I love hers. Cheerful, girly, well decorated. It always seemed so much more grown-up than mine. Hers with a painting her sister had done prominently displayed over the fireplace. Mine with my own photography printed as large as I could on my home printer. Hers with a nice new flat-panel tv, mine with a decade old behemoth. Hers with complementary furniture, mine with my sister's chair that matches nothing else in my entire house.
We'd spent countless nights laughing on each other's hardwood floors and couches. Yoga poses gone awry were sometimes the cause, but usually it was simply the little pieces of life that brought out the giggling.
Tonight we walked a few blocks to dinner. Catching up, as she'd been out of town a bit this summer, and when she happened to be here, those were the few times I was not.
I learned she had sold her house. I knew this was coming, but part of me hoped it would stay on the market much longer. I knew I should be happy she got her asking price so quickly. Happy for her and happy for me. It bodes well for the value in mine.

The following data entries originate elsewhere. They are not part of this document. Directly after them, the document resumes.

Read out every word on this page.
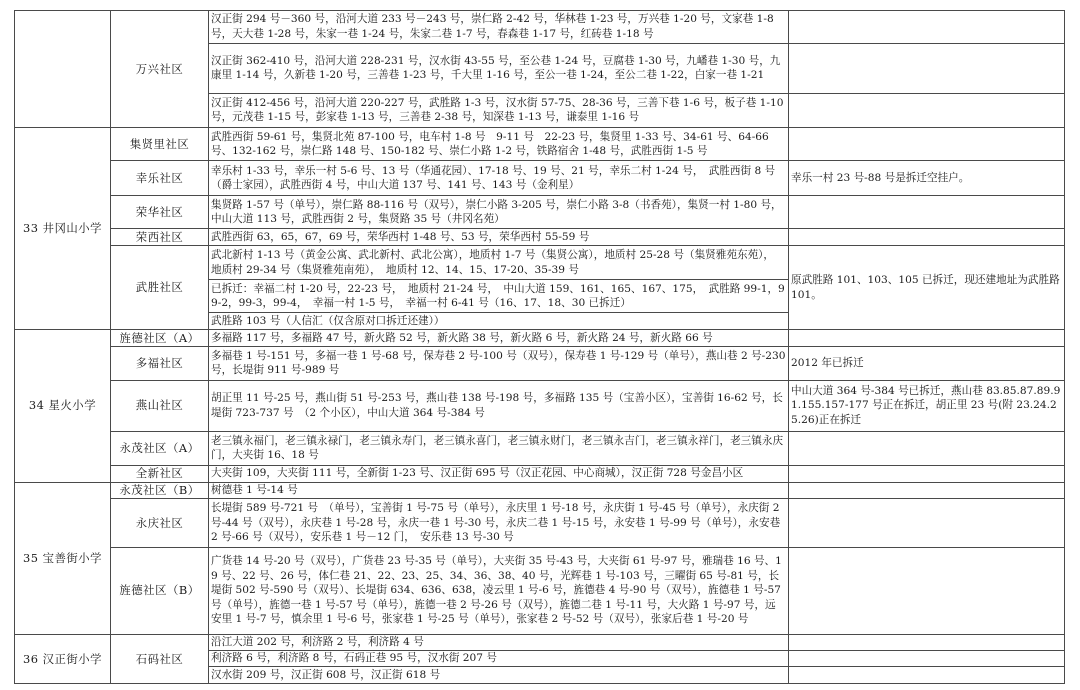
	万兴社区	汉正街 294 号－360 号，沿河大道 233 号－243 号，崇仁路 2-42 号，华林巷 1-23 号，万兴巷 1-20 号，文家巷 1-8 号，天大巷 1-28 号，朱家一巷 1-24 号，朱家二巷 1-7 号，春森巷 1-17 号，红砖巷 1-18 号	
		汉正街 362-410 号，沿河大道 228-231 号，汉水街 43-55 号，至公巷 1-24 号，豆腐巷 1-30 号，九嶓巷 1-30 号，九康里 1-14 号，久新巷 1-20 号，三善巷 1-23 号，千大里 1-16 号，至公一巷 1-24，至公二巷 1-22，白家一巷 1-21	
		汉正街 412-456 号，沿河大道 220-227 号，武胜路 1-3 号，汉水街 57-75、28-36 号，三善下巷 1-6 号，板子巷 1-10 号，元茂巷 1-15 号，彭家巷 1-13 号，三善巷 2-38 号，知深巷 1-13 号，谦泰里 1-16 号	
33 井冈山小学	集贤里社区	武胜西街 59-61 号，集贤北苑 87-100 号，电车村 1-8 号　9-11 号　22-23 号，集贤里 1-33 号、34-61 号、64-66 号、132-162 号，崇仁路 148 号、150-182 号、崇仁小路 1-2 号，铁路宿舍 1-48 号，武胜西街 1-5 号	
	幸乐社区	幸乐村 1-33 号，幸乐一村 5-6 号、13 号（华通花园）、17-18 号、19 号、21 号，幸乐二村 1-24 号，　武胜西街 8 号（爵士家园），武胜西街 4 号，中山大道 137 号、141 号、143 号（金利星）	幸乐一村 23 号-88 号是拆迁空挂户。
	荣华社区	集贤路 1-57 号（单号），崇仁路 88-116 号（双号），崇仁小路 3-205 号，崇仁小路 3-8（书香苑），集贤一村 1-80 号，中山大道 113 号，武胜西街 2 号，集贤路 35 号（井冈名苑）	
	荣西社区	武胜西街 63，65，67，69 号，荣华西村 1-48 号、53 号，荣华西村 55-59 号	
	武胜社区	武北新村 1-13 号（黄金公寓、武北新村、武北公寓），地质村 1-7 号（集贤公寓），地质村 25-28 号（集贤雅苑东苑），　地质村 29-34 号（集贤雅苑南苑），　地质村 12、14、15、17-20、35-39 号	原武胜路 101、103、105 已拆迁，现还建地址为武胜路 101。
		已拆迁：幸福二村 1-20 号，22-23 号，　地质村 21-24 号，　中山大道 159、161、165、167、175，　武胜路 99-1，99-2，99-3，99-4，　幸福一村 1-5 号，　幸福一村 6-41 号（16、17、18、30 已拆迁）	
		武胜路 103 号（人信汇（仅含原对口拆迁还建））	
34 星火小学	旌德社区（A）	多福路 117 号，多福路 47 号，新火路 52 号，新火路 38 号，新火路 6 号，新火路 24 号，新火路 66 号	
	多福社区	多福巷 1 号-151 号，多福一巷 1 号-68 号，保寿巷 2 号-100 号（双号），保寿巷 1 号-129 号（单号），燕山巷 2 号-230 号，长堤街 911 号-989 号	2012 年已拆迁
	燕山社区	胡正里 11 号-25 号，燕山街 51 号-253 号，燕山巷 138 号-198 号，多福路 135 号（宝善小区），宝善街 16-62 号，长堤街 723-737 号　（2 个小区），中山大道 364 号-384 号	中山大道 364 号-384 号已拆迁，燕山巷 83.85.87.89.91.155.157-177 号正在拆迁，胡正里 23 号(附 23.24.25.26)正在拆迁
	永茂社区（A）	老三镇永福门，老三镇永禄门，老三镇永寿门，老三镇永喜门，老三镇永财门，老三镇永吉门，老三镇永祥门，老三镇永庆门，大夹街 16、18 号	
	全新社区	大夹街 109，大夹街 111 号，全新街 1-23 号、汉正街 695 号（汉正花园、中心商城），汉正街 728 号金昌小区	
35 宝善街小学	永茂社区（B）	树德巷 1 号-14 号	
	永庆社区	长堤街 589 号-721 号　（单号），宝善街 1 号-75 号（单号），永庆里 1 号-18 号，永庆街 1 号-45 号（单号），永庆街 2 号-44 号（双号），永庆巷 1 号-28 号，永庆一巷 1 号-30 号，永庆二巷 1 号-15 号，永安巷 1 号-99 号（单号），永安巷 2 号-66 号（双号），安乐巷 1 号－12 门，　安乐巷 13 号-30 号	
	旌德社区（B）	广货巷 14 号-20 号（双号），广货巷 23 号-35 号（单号），大夹街 35 号-43 号，大夹街 61 号-97 号，雅瑞巷 16 号、19 号、22 号、26 号，体仁巷 21、22、23、25、34、36、38、40 号，光辉巷 1 号-103 号，三曜街 65 号-81 号，长堤街 502 号-590 号（双号）、长堤街 634、636、638，凌云里 1 号-6 号，旌德巷 4 号-90 号（双号），旌德巷 1 号-57 号（单号），旌德一巷 1 号-57 号（单号），旌德一巷 2 号-26 号（双号），旌德二巷 1 号-11 号，大火路 1 号-97 号，远安里 1 号-7 号，慎余里 1 号-6 号，张家巷 1 号-25 号（单号），张家巷 2 号-52 号（双号），张家后巷 1 号-20 号	
36 汉正街小学	石码社区	沿江大道 202 号，利济路 2 号，利济路 4 号	
		利济路 6 号，利济路 8 号，石码正巷 95 号，汉水街 207 号	
		汉水街 209 号，汉正街 608 号，汉正街 618 号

For now she's not moving that far away. But far enough. Far enough that it will mean the end of walking to dinner together. The end of swapping living rooms for yoga, of walking to the bars for a drink. The end of walking TheDog around the park.

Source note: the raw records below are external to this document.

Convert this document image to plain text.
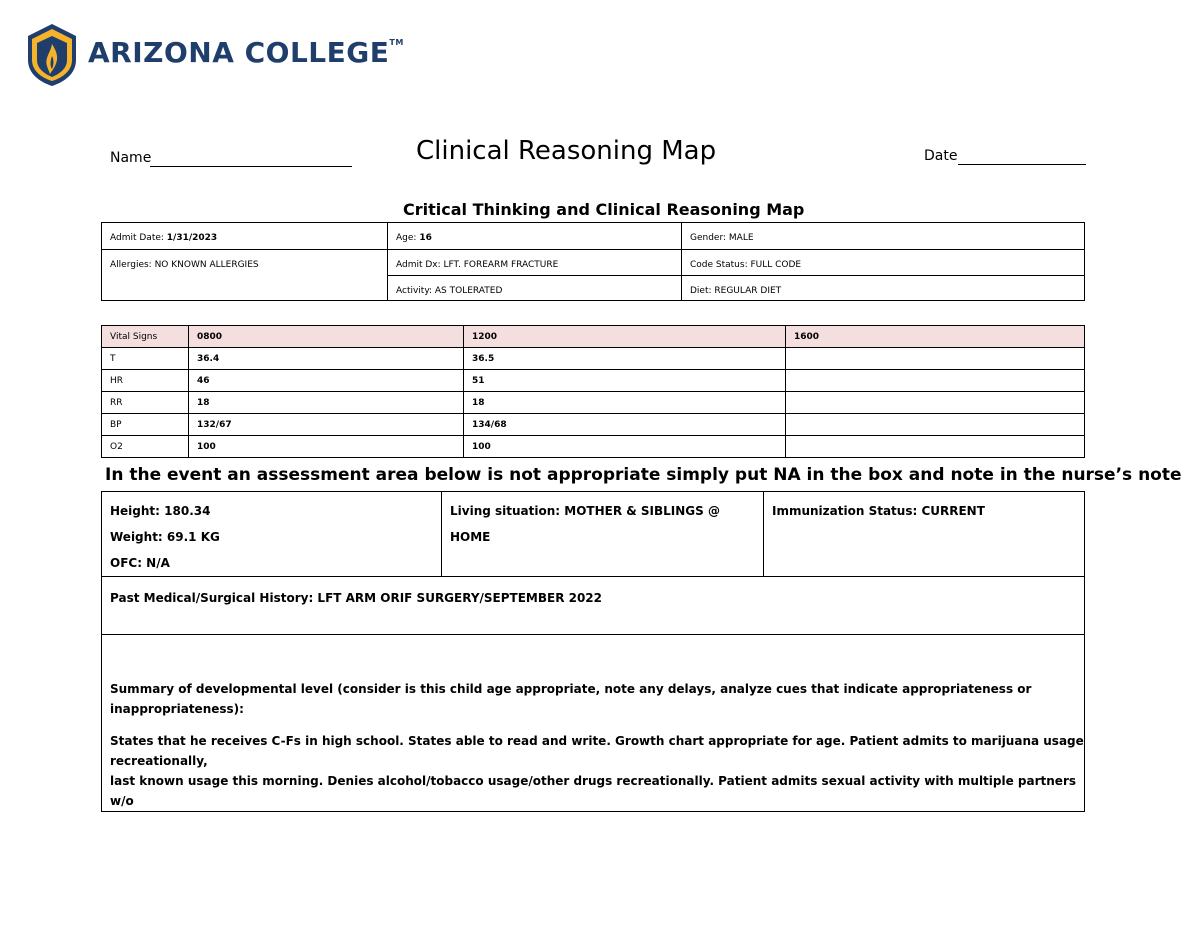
ARIZONA COLLEGE™
Name	Clinical Reasoning Map	Date
Critical Thinking and Clinical Reasoning Map
Admit Date: 1/31/2023	Age: 16	Gender: MALE
Allergies: NO KNOWN ALLERGIES	Admit Dx: LFT. FOREARM FRACTURE	Code Status: FULL CODE
	Activity: AS TOLERATED	Diet: REGULAR DIET
Vital Signs	0800	1200	1600
T	36.4	36.5	
HR	46	51	
RR	18	18	
BP	132/67	134/68	
O2	100	100	
In the event an assessment area below is not appropriate simply put NA in the box and note in the nurse’s note
Height: 180.34
Weight: 69.1 KG
OFC: N/A

Living situation: MOTHER & SIBLINGS @ HOME

Immunization Status: CURRENT

Past Medical/Surgical History: LFT ARM ORIF SURGERY/SEPTEMBER 2022

Summary of developmental level (consider is this child age appropriate, note any delays, analyze cues that indicate appropriateness or
inappropriateness):
States that he receives C-Fs in high school. States able to read and write. Growth chart appropriate for age. Patient admits to marijuana usage recreationally,
last known usage this morning. Denies alcohol/tobacco usage/other drugs recreationally. Patient admits sexual activity with multiple partners w/o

And I know that now she really has nothing keeping her here at all. She could decide to pick up tomorrow and move miles or states away.
Her new job is portable. Without her house, she has no anchor here. I envy that, sometimes. Sometimes I wish I could pick up and leave, yet have the security of a job to take with me. But then I know I would miss my friends, my family, the mountains.
So, for now I will enjoy whatever time S and I can find to get together, with our busy lives. And I will secretly hope that those things that keep me here, will keep her here as well.